Issue with entity detection - fails to detect outside of the training set


I’m building a test bot using rasa nlu and core capabilities where in it captures two entities and summarize the entity values that were captured.

For this, I had around 2000 examples for 9 intents and 2 entities and tried with both ‘spacy_sklearn’ and ‘tensorflow_embedding’ pipelines. There is a problem while detecting entities for a value that is not present in the training dataset.

For example, Below is the intent where I detect ‘name’ as the entity. ## intent:name - My name is Alice, - I am Josh, - I’m Lucy, - People call me Greg, - It’s David, - name is Johny, - John is my name, - lucy is my name

Entities aren’t getting detected if I give any other name apart from the above trained sample. Failed utterances: ‘Kumar is my name’, ‘I am Rocky’ etc.

This suggests that entity detection is merely a string check or rule based check on the trained examples. Could you please suggest any way to extract entities accurately.

Regards, Swamy

1 Like

Yes Swamy! This will happen anyway. So computer doesn’t know that kumar is a name or sangakara is name. So you have to feed a list of names to make your system identify that name. Even i’m trying to find answer for this one. In the meantime what you can do is create a .txt file and add as many names as you want in that file. like this

so now place this file in your data folder and add a lookup table link your file. You can check out the concept of lookup tables in rasa docs. Let me know if you face any issue in this method!

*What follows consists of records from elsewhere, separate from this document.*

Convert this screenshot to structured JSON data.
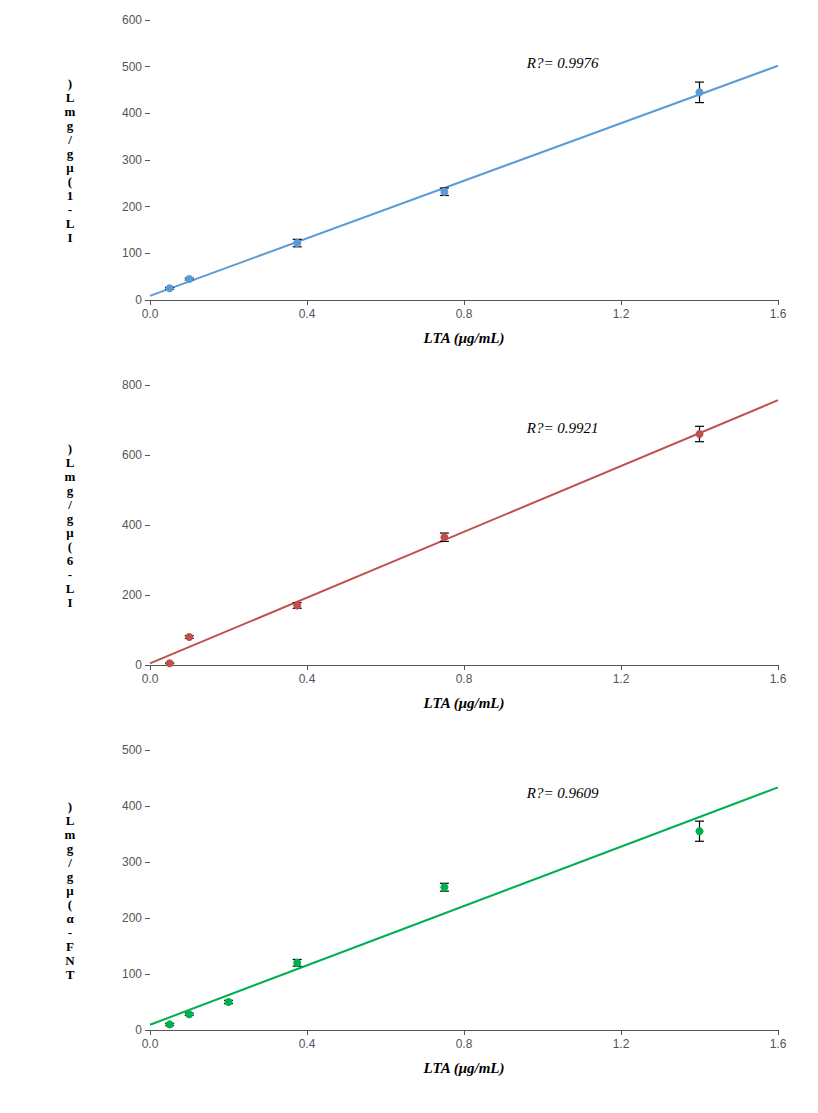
{
  "chart_data": [
    {
      "type": "scatter",
      "color": "#5b9bd5",
      "marker": "o",
      "x": [
        0.05,
        0.1,
        0.375,
        0.75,
        1.4
      ],
      "values": [
        25,
        45,
        122,
        232,
        445
      ],
      "yerr": [
        2,
        2,
        8,
        8,
        22
      ],
      "fit": {
        "x": [
          0,
          1.6
        ],
        "values": [
          8.9,
          502.06
        ]
      },
      "annotation": "R?= 0.9976",
      "xlabel": "LTA (μg/mL)",
      "ylabel": ")\nL\nm\ng\n/\ng\nμ\n(\n1\n-\nL\nI",
      "xlim": [
        0,
        1.6
      ],
      "xticks": [
        {
          "value": 0.0,
          "label": "0.0"
        },
        0.4,
        0.8,
        1.2,
        1.6
      ],
      "ylim": [
        0,
        600
      ],
      "yticks": [
        0,
        100,
        200,
        300,
        400,
        500,
        600
      ],
      "grid": false
    },
    {
      "type": "scatter",
      "color": "#c0504d",
      "marker": "o",
      "x": [
        0.05,
        0.1,
        0.375,
        0.75,
        1.4
      ],
      "values": [
        5,
        80,
        170,
        365,
        660
      ],
      "yerr": [
        1,
        4,
        8,
        12,
        22
      ],
      "fit": {
        "x": [
          0,
          1.6
        ],
        "values": [
          4.53,
          756.58
        ]
      },
      "annotation": "R?= 0.9921",
      "xlabel": "LTA (μg/mL)",
      "ylabel": ")\nL\nm\ng\n/\ng\nμ\n(\n6\n-\nL\nI",
      "xlim": [
        0,
        1.6
      ],
      "xticks": [
        {
          "value": 0.0,
          "label": "0.0"
        },
        0.4,
        0.8,
        1.2,
        1.6
      ],
      "ylim": [
        0,
        800
      ],
      "yticks": [
        0,
        200,
        400,
        600,
        800
      ],
      "grid": false
    },
    {
      "type": "scatter",
      "color": "#00b050",
      "marker": "o",
      "x": [
        0.05,
        0.1,
        0.2,
        0.375,
        0.75,
        1.4
      ],
      "values": [
        10,
        28,
        50,
        120,
        255,
        355
      ],
      "yerr": [
        2,
        2,
        3,
        6,
        7,
        18
      ],
      "fit": {
        "x": [
          0,
          1.6
        ],
        "values": [
          9.35,
          433.37
        ]
      },
      "annotation": "R?= 0.9609",
      "xlabel": "LTA (μg/mL)",
      "ylabel": ")\nL\nm\ng\n/\ng\nμ\n(\nα\n-\nF\nN\nT",
      "xlim": [
        0,
        1.6
      ],
      "xticks": [
        {
          "value": 0.0,
          "label": "0.0"
        },
        0.4,
        0.8,
        1.2,
        1.6
      ],
      "ylim": [
        0,
        500
      ],
      "yticks": [
        0,
        100,
        200,
        300,
        400,
        500
      ],
      "grid": false
    }
  ]
}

Akshit thanks for the suggestion. I will try this and let you know. Thanks.

1 Like

Swamy, this is a common problem on NLP problems and the way Rasa tackles the subject is outsourcing methods on entity extraction. In your case, your entity is name and spaCy would be helpful in this case, more specifically, providing PERSON entity classification to your NLU pipeline. In other words, the job mentioned by Akshit has already been done and is available through these models. And the way to use them on your chatbot is to plug them onto your NLU pipeline.

For names try a combination of a lookup table, some minimal training data and what we suggest here:

That should work well. Please don’t hesitate to ask if you need any more help with this. We were fighting this problem for a while but think we found the solution.